心おどる喜びを感じることがあります。ほうっておいても笑顔になれるような、そんな喜びに包まれることがあります。逆に、ハートが真っ二つに裂ける映像がまざまざと思い浮かぶような、痛みを感じることがあります。
アップサイド・ダウン、それが人の心というもの。
とはいえ、単純な「痛み」としては片づけられないこともあります。病院で治療すべき「うつ」によって、その痛みが引き起こされている場合です。

うつ病によって私たちが経験することになる痛みは、心から体へ、私たちの存在自体を蝕んでしまう危険なものです。 ここでは、その内容について探り、うつ病を解消するために私たちが出来ることは何かということを、明かしていきましょう。

抗うつ剤

薬を飲む

お腹が痛い時、私たちは腹痛を抑える薬を飲みます。単に消化不良が原因なら、消化剤などを飲むことによって症状を改善させることが出来ます。
もし、お腹の中にある臓器や器官に何かしらの異常があって、それが痛みを引き起こしているという場合には、別の薬が処方されることもありますし、手術が行われることもあります。
このようにして、私たちは体に生ずるトラブルを、病院で解消することが出来るようになっているのです。

では、「心の病気」の場合にはどうなのでしょうか?胃痛だから胃に効く薬があるように、心に効く薬があるのでしょうか?「心」とは、そもそもどこにあるのでしょうか?
果てしないクエスチョンが並ぶと思いますが、ズバッとアンサーから書くなら、「薬があります」ということになるでしょう。その薬は抗うつ剤と呼ばれています。

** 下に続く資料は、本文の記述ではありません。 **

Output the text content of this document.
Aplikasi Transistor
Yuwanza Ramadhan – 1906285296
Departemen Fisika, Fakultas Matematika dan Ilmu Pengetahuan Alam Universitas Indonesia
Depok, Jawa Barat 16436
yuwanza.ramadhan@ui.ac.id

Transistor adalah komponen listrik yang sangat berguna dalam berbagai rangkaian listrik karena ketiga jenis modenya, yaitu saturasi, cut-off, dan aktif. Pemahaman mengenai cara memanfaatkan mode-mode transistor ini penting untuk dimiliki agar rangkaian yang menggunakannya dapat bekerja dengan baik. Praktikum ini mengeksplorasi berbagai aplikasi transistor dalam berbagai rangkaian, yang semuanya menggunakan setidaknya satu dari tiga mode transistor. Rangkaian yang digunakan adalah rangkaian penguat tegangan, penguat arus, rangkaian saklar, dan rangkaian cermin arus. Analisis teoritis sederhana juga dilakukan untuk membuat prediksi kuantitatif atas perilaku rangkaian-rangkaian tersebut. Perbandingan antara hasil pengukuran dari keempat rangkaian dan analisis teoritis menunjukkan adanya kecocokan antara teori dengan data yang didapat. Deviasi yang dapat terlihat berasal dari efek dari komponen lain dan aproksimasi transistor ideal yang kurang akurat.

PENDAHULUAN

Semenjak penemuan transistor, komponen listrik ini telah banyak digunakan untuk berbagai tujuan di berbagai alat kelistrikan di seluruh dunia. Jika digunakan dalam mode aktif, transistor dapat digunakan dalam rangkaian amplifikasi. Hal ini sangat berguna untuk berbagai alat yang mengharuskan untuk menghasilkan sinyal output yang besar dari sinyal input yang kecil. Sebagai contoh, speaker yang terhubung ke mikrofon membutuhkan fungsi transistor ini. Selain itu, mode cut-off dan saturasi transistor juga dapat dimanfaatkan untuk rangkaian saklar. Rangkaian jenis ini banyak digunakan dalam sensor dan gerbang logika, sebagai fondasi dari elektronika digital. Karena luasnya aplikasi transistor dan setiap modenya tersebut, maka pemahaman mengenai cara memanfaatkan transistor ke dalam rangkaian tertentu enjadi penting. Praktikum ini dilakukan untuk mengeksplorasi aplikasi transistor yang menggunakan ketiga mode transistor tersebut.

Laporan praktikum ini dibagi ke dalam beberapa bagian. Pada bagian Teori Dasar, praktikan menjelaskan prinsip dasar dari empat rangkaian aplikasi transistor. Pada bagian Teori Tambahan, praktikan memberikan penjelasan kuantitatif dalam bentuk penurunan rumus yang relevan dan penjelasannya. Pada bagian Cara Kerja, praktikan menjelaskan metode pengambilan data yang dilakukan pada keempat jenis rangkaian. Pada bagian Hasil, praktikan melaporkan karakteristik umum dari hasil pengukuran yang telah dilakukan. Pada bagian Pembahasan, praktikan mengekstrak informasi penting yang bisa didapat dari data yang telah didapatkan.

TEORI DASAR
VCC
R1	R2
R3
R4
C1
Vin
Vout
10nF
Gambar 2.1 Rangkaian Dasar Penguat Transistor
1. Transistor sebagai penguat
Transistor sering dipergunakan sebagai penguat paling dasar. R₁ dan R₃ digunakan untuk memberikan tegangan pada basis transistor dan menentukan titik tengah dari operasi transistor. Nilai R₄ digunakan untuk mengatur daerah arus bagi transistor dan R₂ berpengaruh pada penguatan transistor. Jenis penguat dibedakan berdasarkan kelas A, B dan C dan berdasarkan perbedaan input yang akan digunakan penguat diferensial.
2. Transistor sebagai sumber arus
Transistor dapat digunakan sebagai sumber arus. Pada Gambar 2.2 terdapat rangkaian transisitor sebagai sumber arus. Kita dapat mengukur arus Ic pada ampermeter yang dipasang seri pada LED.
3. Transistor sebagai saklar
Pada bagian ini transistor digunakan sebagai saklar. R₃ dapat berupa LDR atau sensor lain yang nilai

うつ病が引き起こされる原因はさまざまですが、うつという状態にある時、異常が見られるのは脳内の神経細胞だということは、医学が明らかにしていることです。
脳内をめぐっている神経伝達物質の不調によって、思考能力や感情の表出に不具合が出て、心が病んでしまうというメカニズムが、明らかになっています。
そういうわけで、抗うつ剤は、その状態を正常に戻すべく、神経伝達物質の働きをうつ状態に陥る以前に戻すという役割を担っているのです。

ただし、この薬は神経という人間を構成する要素の中でも特に繊細に出来ている部分に作用するものであるがゆえに、しっかりとお医者さんの指示を聞き、その通りに飲む必要があります。
飲む量をきちんとコントロールすることで、副作用を抑えつつ、効果的にうつ状態から脱け出すことが出来るようになるのです。